Summer employment edge
Getting ahead in the competitive summer job market ultimately means being well prepared. School- and career-planning service myBlueprint.ca has a new feature called Experiences and Resume Builder that makes it easy to document accomplishments and prepare resumes. Available for free to students at public and Catholic schools wherever myBlueprint.ca is offered—the service is subscribed to by 1,500 middle and high schools within 40 school boards across the country—the tool lets users record experiences, achievements and skills that may one day help them find work, such as class projects, school clubs, hobbies, volunteer gigs and part-time or casual jobs.
“There’s no need to try to figure it all out at the last minute—that’s when things get missed,” says Gil Silberstein, president of myBlueprint.ca. “With this tool, you can record every skill-developing experience or responsibility you have as you progress through middle and high school, and when you’re ready to look for work, you can just click a button to generate a resume.”
The user-friendly software lets students organize experiences into different categories to create an effective and professional-looking resume.

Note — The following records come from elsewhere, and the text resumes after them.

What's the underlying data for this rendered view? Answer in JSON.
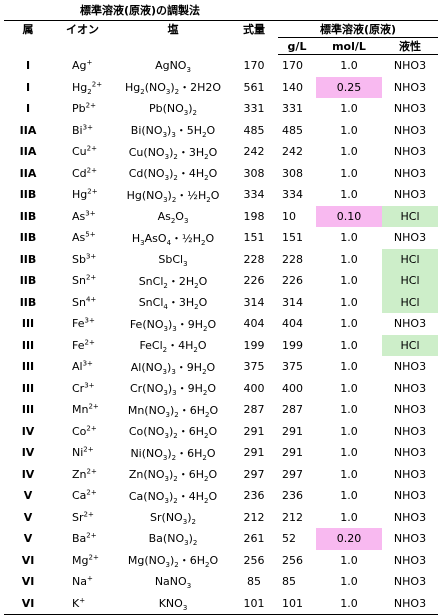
{
  "title": "標準溶液(原液)の調製法",
  "headers": {
    "group": "属",
    "ion": "イオン",
    "salt": "塩",
    "formula_weight": "式量",
    "standard_solution": "標準溶液(原液)",
    "gpl": "g/L",
    "molpl": "mol/L",
    "liquid": "液性"
  },
  "highlight_colors": {
    "pink": "#f8b9f0",
    "green": "#cdeec9"
  },
  "rows": [
    {
      "group": "I",
      "ion": "Ag<sup>+</sup>",
      "salt": "AgNO<sub>3</sub>",
      "mw": "170",
      "gl": "170",
      "mol": "1.0",
      "acid": "NHO3",
      "mol_hl": "",
      "acid_hl": ""
    },
    {
      "group": "I",
      "ion": "Hg<sub>2</sub><sup>2+</sup>",
      "salt": "Hg<sub>2</sub>(NO<sub>3</sub>)<sub>2</sub>・2H2O",
      "mw": "561",
      "gl": "140",
      "mol": "0.25",
      "acid": "NHO3",
      "mol_hl": "pink",
      "acid_hl": ""
    },
    {
      "group": "I",
      "ion": "Pb<sup>2+</sup>",
      "salt": "Pb(NO<sub>3</sub>)<sub>2</sub>",
      "mw": "331",
      "gl": "331",
      "mol": "1.0",
      "acid": "NHO3",
      "mol_hl": "",
      "acid_hl": ""
    },
    {
      "group": "IIA",
      "ion": "Bi<sup>3+</sup>",
      "salt": "Bi(NO<sub>3</sub>)<sub>3</sub>・5H<sub>2</sub>O",
      "mw": "485",
      "gl": "485",
      "mol": "1.0",
      "acid": "NHO3",
      "mol_hl": "",
      "acid_hl": ""
    },
    {
      "group": "IIA",
      "ion": "Cu<sup>2+</sup>",
      "salt": "Cu(NO<sub>3</sub>)<sub>2</sub>・3H<sub>2</sub>O",
      "mw": "242",
      "gl": "242",
      "mol": "1.0",
      "acid": "NHO3",
      "mol_hl": "",
      "acid_hl": ""
    },
    {
      "group": "IIA",
      "ion": "Cd<sup>2+</sup>",
      "salt": "Cd(NO<sub>3</sub>)<sub>2</sub>・4H<sub>2</sub>O",
      "mw": "308",
      "gl": "308",
      "mol": "1.0",
      "acid": "NHO3",
      "mol_hl": "",
      "acid_hl": ""
    },
    {
      "group": "IIB",
      "ion": "Hg<sup>2+</sup>",
      "salt": "Hg(NO<sub>3</sub>)<sub>2</sub>・½H<sub>2</sub>O",
      "mw": "334",
      "gl": "334",
      "mol": "1.0",
      "acid": "NHO3",
      "mol_hl": "",
      "acid_hl": ""
    },
    {
      "group": "IIB",
      "ion": "As<sup>3+</sup>",
      "salt": "As<sub>2</sub>O<sub>3</sub>",
      "mw": "198",
      "gl": "10",
      "mol": "0.10",
      "acid": "HCl",
      "mol_hl": "pink",
      "acid_hl": "green"
    },
    {
      "group": "IIB",
      "ion": "As<sup>5+</sup>",
      "salt": "H<sub>3</sub>AsO<sub>4</sub>・½H<sub>2</sub>O",
      "mw": "151",
      "gl": "151",
      "mol": "1.0",
      "acid": "NHO3",
      "mol_hl": "",
      "acid_hl": ""
    },
    {
      "group": "IIB",
      "ion": "Sb<sup>3+</sup>",
      "salt": "SbCl<sub>3</sub>",
      "mw": "228",
      "gl": "228",
      "mol": "1.0",
      "acid": "HCl",
      "mol_hl": "",
      "acid_hl": "green"
    },
    {
      "group": "IIB",
      "ion": "Sn<sup>2+</sup>",
      "salt": "SnCl<sub>2</sub>・2H<sub>2</sub>O",
      "mw": "226",
      "gl": "226",
      "mol": "1.0",
      "acid": "HCl",
      "mol_hl": "",
      "acid_hl": "green"
    },
    {
      "group": "IIB",
      "ion": "Sn<sup>4+</sup>",
      "salt": "SnCl<sub>4</sub>・3H<sub>2</sub>O",
      "mw": "314",
      "gl": "314",
      "mol": "1.0",
      "acid": "HCl",
      "mol_hl": "",
      "acid_hl": "green"
    },
    {
      "group": "III",
      "ion": "Fe<sup>3+</sup>",
      "salt": "Fe(NO<sub>3</sub>)<sub>3</sub>・9H<sub>2</sub>O",
      "mw": "404",
      "gl": "404",
      "mol": "1.0",
      "acid": "NHO3",
      "mol_hl": "",
      "acid_hl": ""
    },
    {
      "group": "III",
      "ion": "Fe<sup>2+</sup>",
      "salt": "FeCl<sub>2</sub>・4H<sub>2</sub>O",
      "mw": "199",
      "gl": "199",
      "mol": "1.0",
      "acid": "HCl",
      "mol_hl": "",
      "acid_hl": "green"
    },
    {
      "group": "III",
      "ion": "Al<sup>3+</sup>",
      "salt": "Al(NO<sub>3</sub>)<sub>3</sub>・9H<sub>2</sub>O",
      "mw": "375",
      "gl": "375",
      "mol": "1.0",
      "acid": "NHO3",
      "mol_hl": "",
      "acid_hl": ""
    },
    {
      "group": "III",
      "ion": "Cr<sup>3+</sup>",
      "salt": "Cr(NO<sub>3</sub>)<sub>3</sub>・9H<sub>2</sub>O",
      "mw": "400",
      "gl": "400",
      "mol": "1.0",
      "acid": "NHO3",
      "mol_hl": "",
      "acid_hl": ""
    },
    {
      "group": "III",
      "ion": "Mn<sup>2+</sup>",
      "salt": "Mn(NO<sub>3</sub>)<sub>2</sub>・6H<sub>2</sub>O",
      "mw": "287",
      "gl": "287",
      "mol": "1.0",
      "acid": "NHO3",
      "mol_hl": "",
      "acid_hl": ""
    },
    {
      "group": "IV",
      "ion": "Co<sup>2+</sup>",
      "salt": "Co(NO<sub>3</sub>)<sub>2</sub>・6H<sub>2</sub>O",
      "mw": "291",
      "gl": "291",
      "mol": "1.0",
      "acid": "NHO3",
      "mol_hl": "",
      "acid_hl": ""
    },
    {
      "group": "IV",
      "ion": "Ni<sup>2+</sup>",
      "salt": "Ni(NO<sub>3</sub>)<sub>2</sub>・6H<sub>2</sub>O",
      "mw": "291",
      "gl": "291",
      "mol": "1.0",
      "acid": "NHO3",
      "mol_hl": "",
      "acid_hl": ""
    },
    {
      "group": "IV",
      "ion": "Zn<sup>2+</sup>",
      "salt": "Zn(NO<sub>3</sub>)<sub>2</sub>・6H<sub>2</sub>O",
      "mw": "297",
      "gl": "297",
      "mol": "1.0",
      "acid": "NHO3",
      "mol_hl": "",
      "acid_hl": ""
    },
    {
      "group": "V",
      "ion": "Ca<sup>2+</sup>",
      "salt": "Ca(NO<sub>3</sub>)<sub>2</sub>・4H<sub>2</sub>O",
      "mw": "236",
      "gl": "236",
      "mol": "1.0",
      "acid": "NHO3",
      "mol_hl": "",
      "acid_hl": ""
    },
    {
      "group": "V",
      "ion": "Sr<sup>2+</sup>",
      "salt": "Sr(NO<sub>3</sub>)<sub>2</sub>",
      "mw": "212",
      "gl": "212",
      "mol": "1.0",
      "acid": "NHO3",
      "mol_hl": "",
      "acid_hl": ""
    },
    {
      "group": "V",
      "ion": "Ba<sup>2+</sup>",
      "salt": "Ba(NO<sub>3</sub>)<sub>2</sub>",
      "mw": "261",
      "gl": "52",
      "mol": "0.20",
      "acid": "NHO3",
      "mol_hl": "pink",
      "acid_hl": ""
    },
    {
      "group": "VI",
      "ion": "Mg<sup>2+</sup>",
      "salt": "Mg(NO<sub>3</sub>)<sub>2</sub>・6H<sub>2</sub>O",
      "mw": "256",
      "gl": "256",
      "mol": "1.0",
      "acid": "NHO3",
      "mol_hl": "",
      "acid_hl": ""
    },
    {
      "group": "VI",
      "ion": "Na<sup>+</sup>",
      "salt": "NaNO<sub>3</sub>",
      "mw": "85",
      "gl": "85",
      "mol": "1.0",
      "acid": "NHO3",
      "mol_hl": "",
      "acid_hl": ""
    },
    {
      "group": "VI",
      "ion": "K<sup>+</sup>",
      "salt": "KNO<sub>3</sub>",
      "mw": "101",
      "gl": "101",
      "mol": "1.0",
      "acid": "NHO3",
      "mol_hl": "",
      "acid_hl": ""
    }
  ]
}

Students applying for different types of jobs can create multiple customized resumes that include the most relevant experiences. At each step, tips are offered on how to optimize different sections of a resume. Users can also get help with creating a functional cover letter.
When completed, students can e-mail their resume to potential employers directly from the site, or download and save it as a PDF or Microsoft Word document to use later. “This is a very useful tool for students—they just need to collect the required information for the various fields,” Dubeau says. “This is especially helpful for students who have never created a resume before. It helps them to prepare professional documents.”
Maximize your summer job search
Kathy Dubeau, a guidance and co-operative education teacher at Stephen Lewis Secondary School in Mississauga, Ont., offers the following tips to high school students trying to find summer work:
1. Have a current resume ready at all times—make it well organized and professional looking with myBlueprint.ca (available at subscribing schools).
2. Know how to write an effective cover letter.
3. Use the “hidden job market”—personal networks and contacts—as many jobs aren’t publicly advertised.
4. Brush up on potential interview questions.
5. Have a suitable and well-fitting outfit ready for interviews.